Eric perpétue ce savoir-faire avec la même attention. Il connaît les gestes, les odeurs, les moments clés. Quand l’automne arrive et que les pommes et les poires locales sont récoltées, la siroperie reprend vie. Les fruits sont pressés, puis le jus cuit lentement, très lentement.
La cuisson se fait toujours au feu de bois. Et ceux qui passent par là s’en souviennent. Une odeur chaude et profonde remplit l’air, presque réconfortante. Elle annonce que le temps fait son travail.

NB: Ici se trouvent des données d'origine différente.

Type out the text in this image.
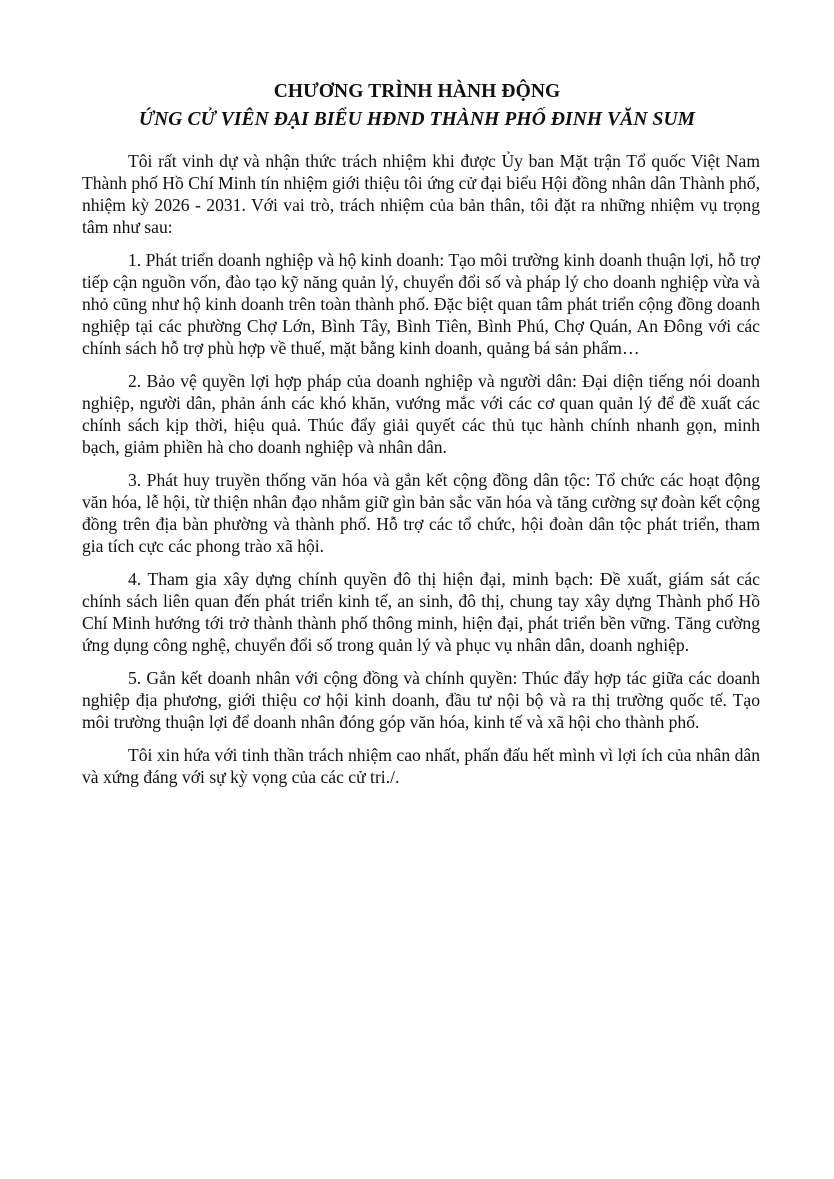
CHƯƠNG TRÌNH HÀNH ĐỘNG
ỨNG CỬ VIÊN ĐẠI BIỂU HĐND THÀNH PHỐ ĐINH VĂN SUM

Tôi rất vinh dự và nhận thức trách nhiệm khi được Ủy ban Mặt trận Tổ quốc Việt Nam Thành phố Hồ Chí Minh tín nhiệm giới thiệu tôi ứng cử đại biểu Hội đồng nhân dân Thành phố, nhiệm kỳ 2026 - 2031. Với vai trò, trách nhiệm của bản thân, tôi đặt ra những nhiệm vụ trọng tâm như sau:

1. Phát triển doanh nghiệp và hộ kinh doanh: Tạo môi trường kinh doanh thuận lợi, hỗ trợ tiếp cận nguồn vốn, đào tạo kỹ năng quản lý, chuyển đổi số và pháp lý cho doanh nghiệp vừa và nhỏ cũng như hộ kinh doanh trên toàn thành phố. Đặc biệt quan tâm phát triển cộng đồng doanh nghiệp tại các phường Chợ Lớn, Bình Tây, Bình Tiên, Bình Phú, Chợ Quán, An Đông với các chính sách hỗ trợ phù hợp về thuế, mặt bằng kinh doanh, quảng bá sản phẩm…

2. Bảo vệ quyền lợi hợp pháp của doanh nghiệp và người dân: Đại diện tiếng nói doanh nghiệp, người dân, phản ánh các khó khăn, vướng mắc với các cơ quan quản lý để đề xuất các chính sách kịp thời, hiệu quả. Thúc đẩy giải quyết các thủ tục hành chính nhanh gọn, minh bạch, giảm phiền hà cho doanh nghiệp và nhân dân.

3. Phát huy truyền thống văn hóa và gắn kết cộng đồng dân tộc: Tổ chức các hoạt động văn hóa, lễ hội, từ thiện nhân đạo nhằm giữ gìn bản sắc văn hóa và tăng cường sự đoàn kết cộng đồng trên địa bàn phường và thành phố. Hỗ trợ các tổ chức, hội đoàn dân tộc phát triển, tham gia tích cực các phong trào xã hội.

4. Tham gia xây dựng chính quyền đô thị hiện đại, minh bạch: Đề xuất, giám sát các chính sách liên quan đến phát triển kinh tế, an sinh, đô thị, chung tay xây dựng Thành phố Hồ Chí Minh hướng tới trở thành thành phố thông minh, hiện đại, phát triển bền vững. Tăng cường ứng dụng công nghệ, chuyển đổi số trong quản lý và phục vụ nhân dân, doanh nghiệp.

5. Gắn kết doanh nhân với cộng đồng và chính quyền: Thúc đẩy hợp tác giữa các doanh nghiệp địa phương, giới thiệu cơ hội kinh doanh, đầu tư nội bộ và ra thị trường quốc tế. Tạo môi trường thuận lợi để doanh nhân đóng góp văn hóa, kinh tế và xã hội cho thành phố.

Tôi xin hứa với tinh thần trách nhiệm cao nhất, phấn đấu hết mình vì lợi ích của nhân dân và xứng đáng với sự kỳ vọng của các cử tri./.
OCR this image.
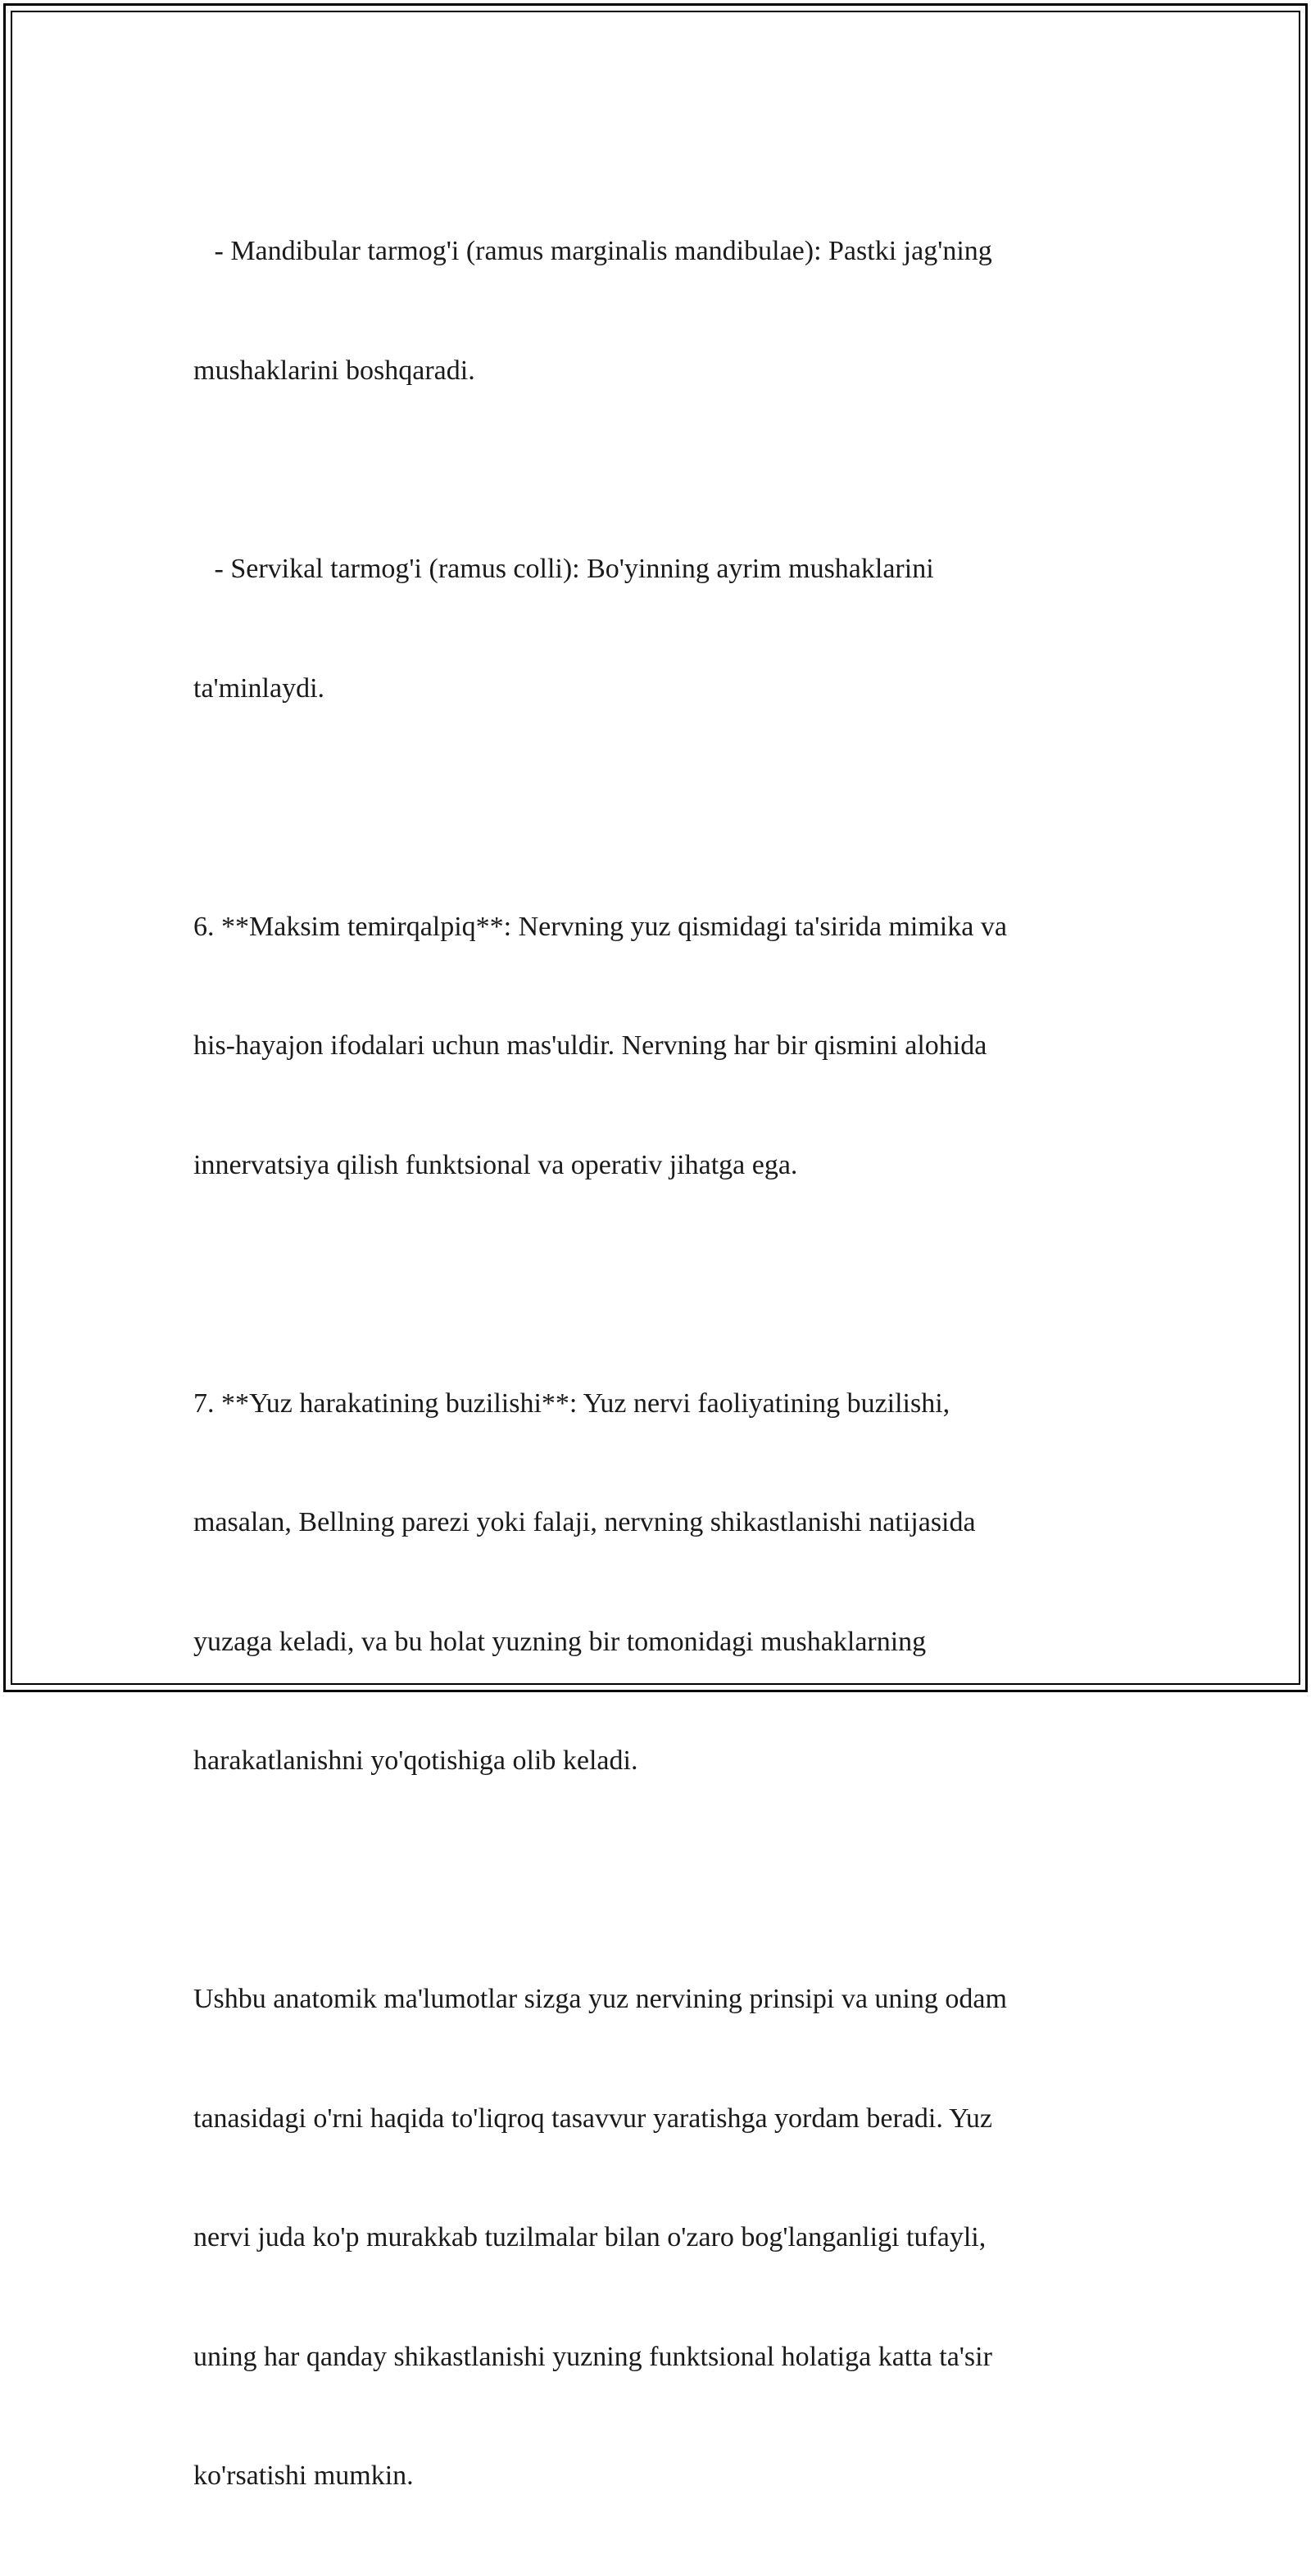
- Mandibular tarmog'i (ramus marginalis mandibulae): Pastki jag'ning

mushaklarini boshqaradi.

- Servikal tarmog'i (ramus colli): Bo'yinning ayrim mushaklarini

ta'minlaydi.

6. **Maksim temirqalpiq**: Nervning yuz qismidagi ta'sirida mimika va

his-hayajon ifodalari uchun mas'uldir. Nervning har bir qismini alohida

innervatsiya qilish funktsional va operativ jihatga ega.

7. **Yuz harakatining buzilishi**: Yuz nervi faoliyatining buzilishi,

masalan, Bellning parezi yoki falaji, nervning shikastlanishi natijasida

yuzaga keladi, va bu holat yuzning bir tomonidagi mushaklarning

harakatlanishni yo'qotishiga olib keladi.

Ushbu anatomik ma'lumotlar sizga yuz nervining prinsipi va uning odam

tanasidagi o'rni haqida to'liqroq tasavvur yaratishga yordam beradi. Yuz

nervi juda ko'p murakkab tuzilmalar bilan o'zaro bog'langanligi tufayli,

uning har qanday shikastlanishi yuzning funktsional holatiga katta ta'sir

ko'rsatishi mumkin.
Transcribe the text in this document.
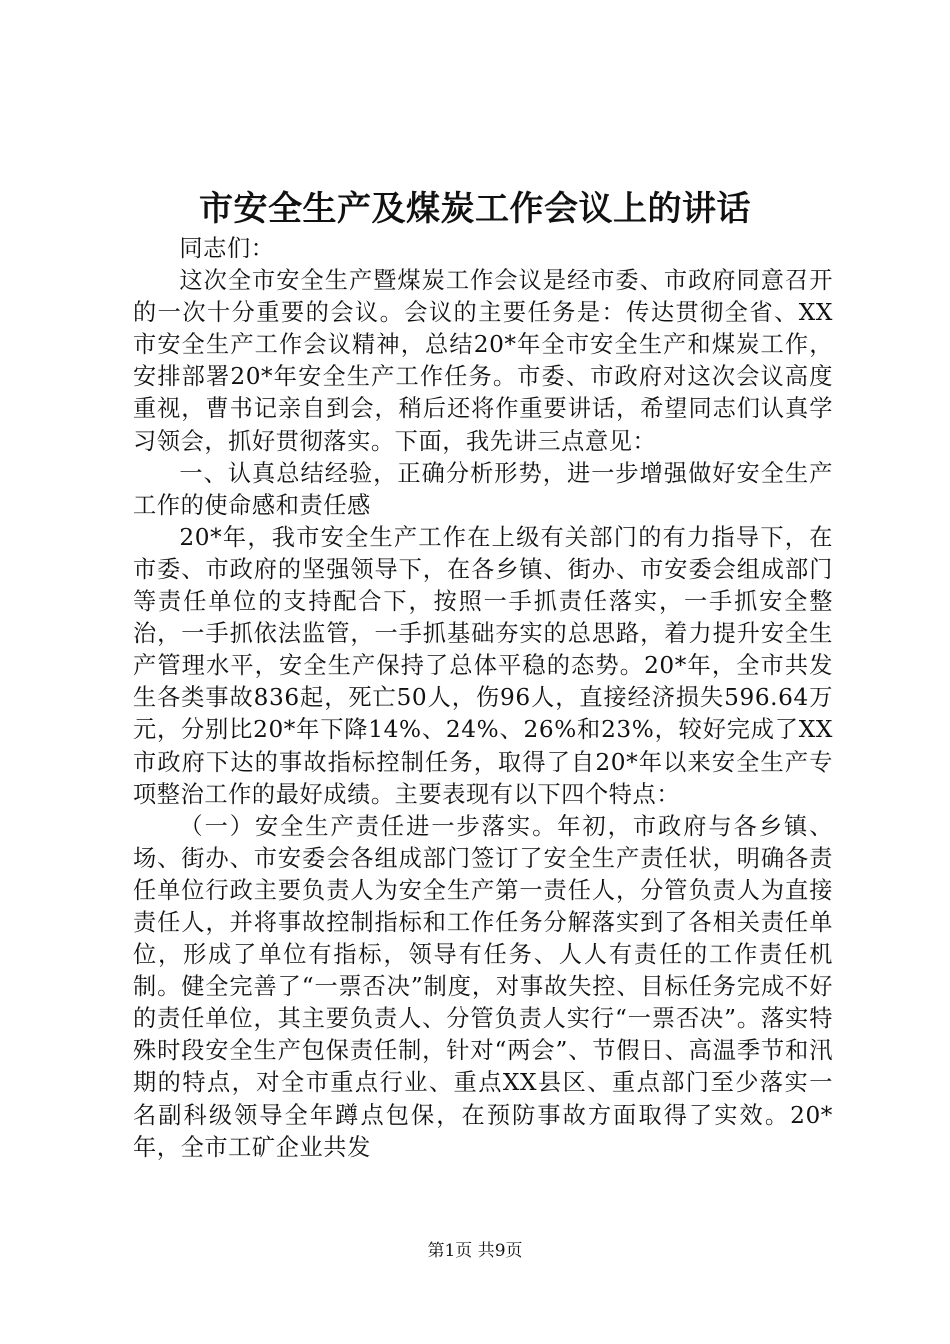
市安全生产及煤炭工作会议上的讲话

同志们：

这次全市安全生产暨煤炭工作会议是经市委、市政府同意召开的一次十分重要的会议。会议的主要任务是：传达贯彻全省、XX市安全生产工作会议精神，总结20*年全市安全生产和煤炭工作，安排部署20*年安全生产工作任务。市委、市政府对这次会议高度重视，曹书记亲自到会，稍后还将作重要讲话，希望同志们认真学习领会，抓好贯彻落实。下面，我先讲三点意见：

一、认真总结经验，正确分析形势，进一步增强做好安全生产工作的使命感和责任感

20*年，我市安全生产工作在上级有关部门的有力指导下，在市委、市政府的坚强领导下，在各乡镇、街办、市安委会组成部门等责任单位的支持配合下，按照一手抓责任落实，一手抓安全整治，一手抓依法监管，一手抓基础夯实的总思路，着力提升安全生产管理水平，安全生产保持了总体平稳的态势。20*年，全市共发生各类事故836起，死亡50人，伤96人，直接经济损失596.64万元，分别比20*年下降14%、24%、26%和23%，较好完成了XX市政府下达的事故指标控制任务，取得了自20*年以来安全生产专项整治工作的最好成绩。主要表现有以下四个特点：

（一）安全生产责任进一步落实。年初，市政府与各乡镇、场、街办、市安委会各组成部门签订了安全生产责任状，明确各责任单位行政主要负责人为安全生产第一责任人，分管负责人为直接责任人，并将事故控制指标和工作任务分解落实到了各相关责任单位，形成了单位有指标，领导有任务、人人有责任的工作责任机制。健全完善了“一票否决”制度，对事故失控、目标任务完成不好的责任单位，其主要负责人、分管负责人实行“一票否决”。落实特殊时段安全生产包保责任制，针对“两会”、节假日、高温季节和汛期的特点，对全市重点行业、重点XX县区、重点部门至少落实一名副科级领导全年蹲点包保，在预防事故方面取得了实效。20*年，全市工矿企业共发

第1页 共9页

Faire du sirop demande de la patience. Il faut surveiller, remuer, attendre le moment juste. Trop tôt, il manque de tenue. Trop tard, il perd sa finesse. Ici, rien n’est ajouté. Pas de sucre. Pas d’artifice. Juste le fruit et le temps.
Eric aime rappeler qu’on ne peut pas aller plus vite que la nature. Le sirop a ce goût particulier parce qu’on lui laisse le temps d’aller au bout de lui-même.
Aujourd’hui encore, la siroperie ouvre ses portes. On y repart souvent avec un pot… et l’odeur encore en mémoire.
Sur une tartine, avec du fromage, dans un yaourt ou un plat salé, le sirop Charlier raconte toujours la même chose : la simplicité du fruit, et la patience du travail bien fait.